Basically when running lockstep on small jobs the worst case jitter of 32 or
64 CPUs may be a very small value, I've heard 0.5-5%.  As jobs hit 1000s of
CPUs the odds get much worse.  Without some of the above to mitigate the
problem a reasonable fraction of your compute power can go to waiting on the
slowest of the 1000 to handle a interrupts, schedule a different process,
tweak the TLB, or handle an interrupt.

Rocks is the exact opposite for better or worse, quite a few processes run on
compute nodes by default, 8 apaches, 5 gettys, 5 hald related processes, 4-5
SGEs (one that uses approximately 8 minutes of cpu per day), ganglia (68
seconds per day), and a ps list of processes somewhere in the neighborhood of
130 processes.

So if you aren't careful you don't pay just one nodes overhead on a job, but
all of them.   So the worst case with 1000 nodes would be 9 minutes * 1000 =
150 hours per day.  Without careful coordination to make sure that the
overhead happens at all nodes at the same time you could get into the
situation were at least one node of 1000 is always doing something else.
Even that assumes that things like ganglia's greceptor and sge's sge_execd
don't use more CPU per node on larger clusters.

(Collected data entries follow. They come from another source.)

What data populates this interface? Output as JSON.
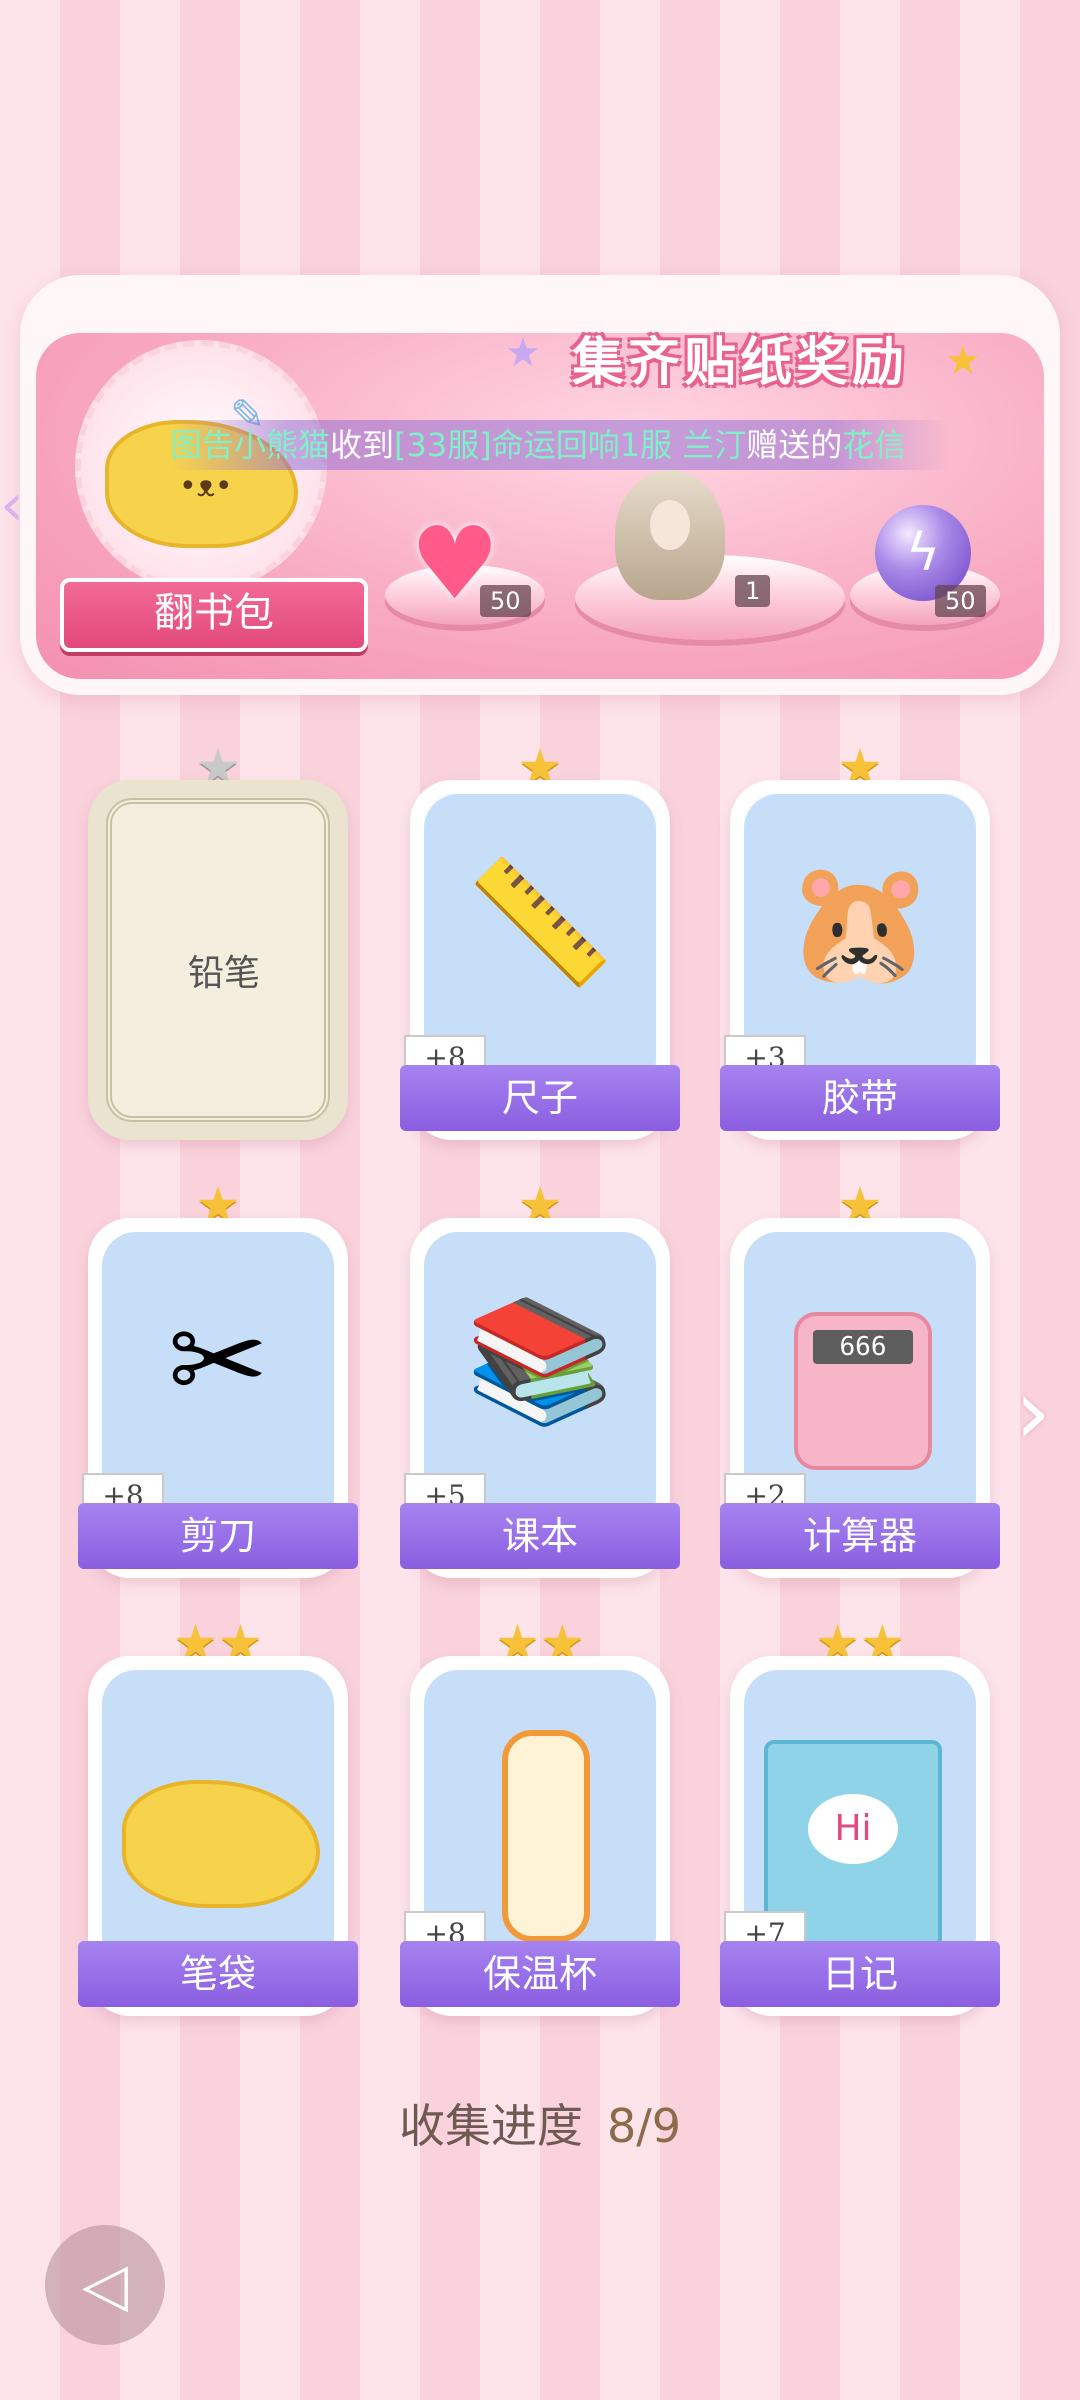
{
  "banner": {
    "title": "集齐贴纸奖励",
    "book_label": "翻书包",
    "marquee": {
      "name1": "图告小熊猫",
      "mid1": "收到",
      "item": "[33服]命运回响1服",
      "name2": "兰汀",
      "mid2": "赠送的",
      "gift": "花信"
    },
    "rewards": [
      {
        "icon": "pink-heart-gem-icon",
        "qty": "50"
      },
      {
        "icon": "costume-figure-icon",
        "qty": "1"
      },
      {
        "icon": "purple-energy-orb-icon",
        "qty": "50"
      }
    ]
  },
  "stickers": [
    {
      "name": "铅笔",
      "stars": "★",
      "locked": true,
      "plus": ""
    },
    {
      "name": "尺子",
      "stars": "★",
      "locked": false,
      "plus": "+8",
      "icon": "ruler-icon"
    },
    {
      "name": "胶带",
      "stars": "★",
      "locked": false,
      "plus": "+3",
      "icon": "tape-icon"
    },
    {
      "name": "剪刀",
      "stars": "★",
      "locked": false,
      "plus": "+8",
      "icon": "scissors-icon"
    },
    {
      "name": "课本",
      "stars": "★",
      "locked": false,
      "plus": "+5",
      "icon": "books-icon"
    },
    {
      "name": "计算器",
      "stars": "★",
      "locked": false,
      "plus": "+2",
      "icon": "calculator-icon"
    },
    {
      "name": "笔袋",
      "stars": "★★",
      "locked": false,
      "plus": "",
      "icon": "pencil-case-icon"
    },
    {
      "name": "保温杯",
      "stars": "★★",
      "locked": false,
      "plus": "+8",
      "icon": "thermos-icon"
    },
    {
      "name": "日记",
      "stars": "★★",
      "locked": false,
      "plus": "+7",
      "icon": "diary-icon"
    }
  ],
  "progress": {
    "label": "收集进度",
    "value": "8/9"
  },
  "calculator_display": "666",
  "diary_text": "Hi"
}
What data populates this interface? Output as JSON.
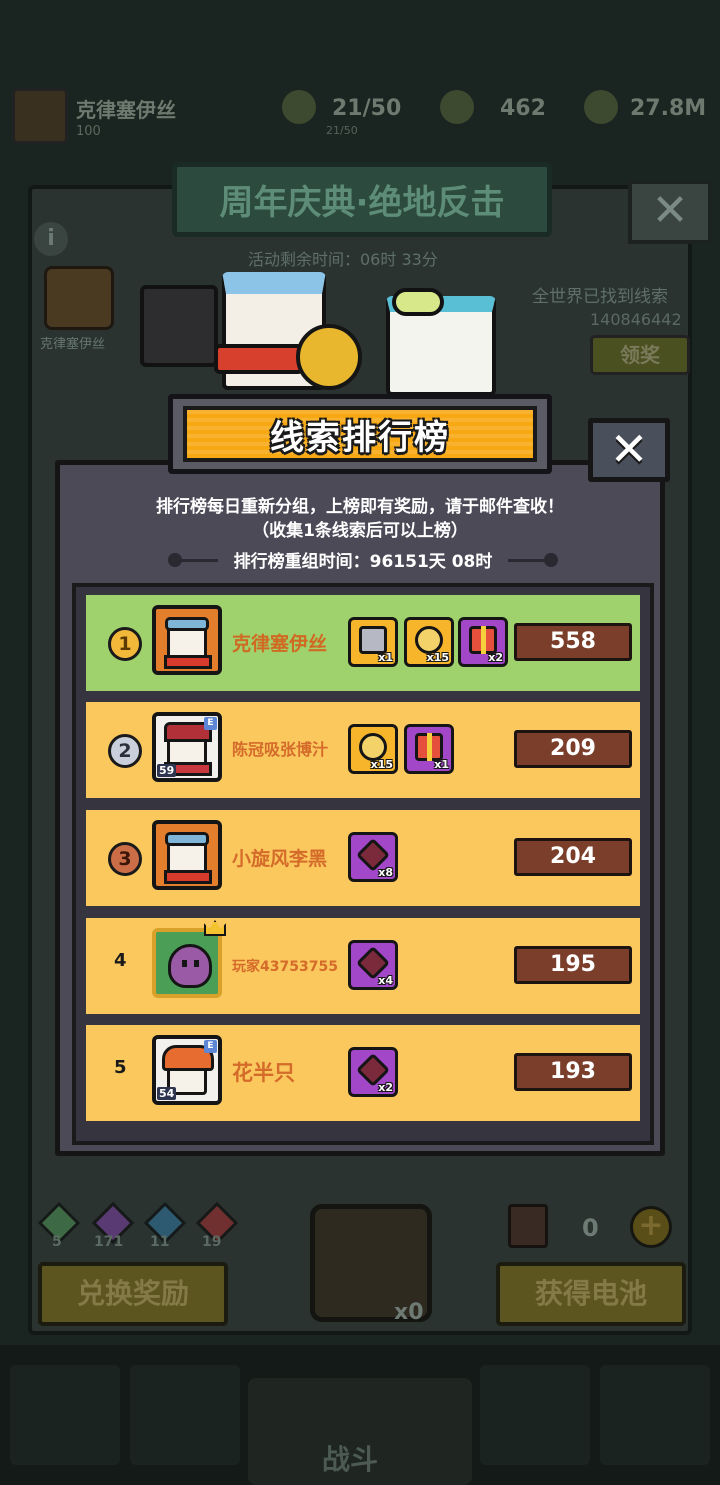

In my tests I see pretty good scaling up to 64 nodes for the workloads we run,
but I'd certainly look closer if we started running substantially larger jobs.

I suspect that Cray, IBM, and related folks have spent the blood sweat and
tears on the compute nodes for very good reasons.  I've seen related papers
at various SCs as well as the Ottawa Linux Symposium, but do not have any
references handy.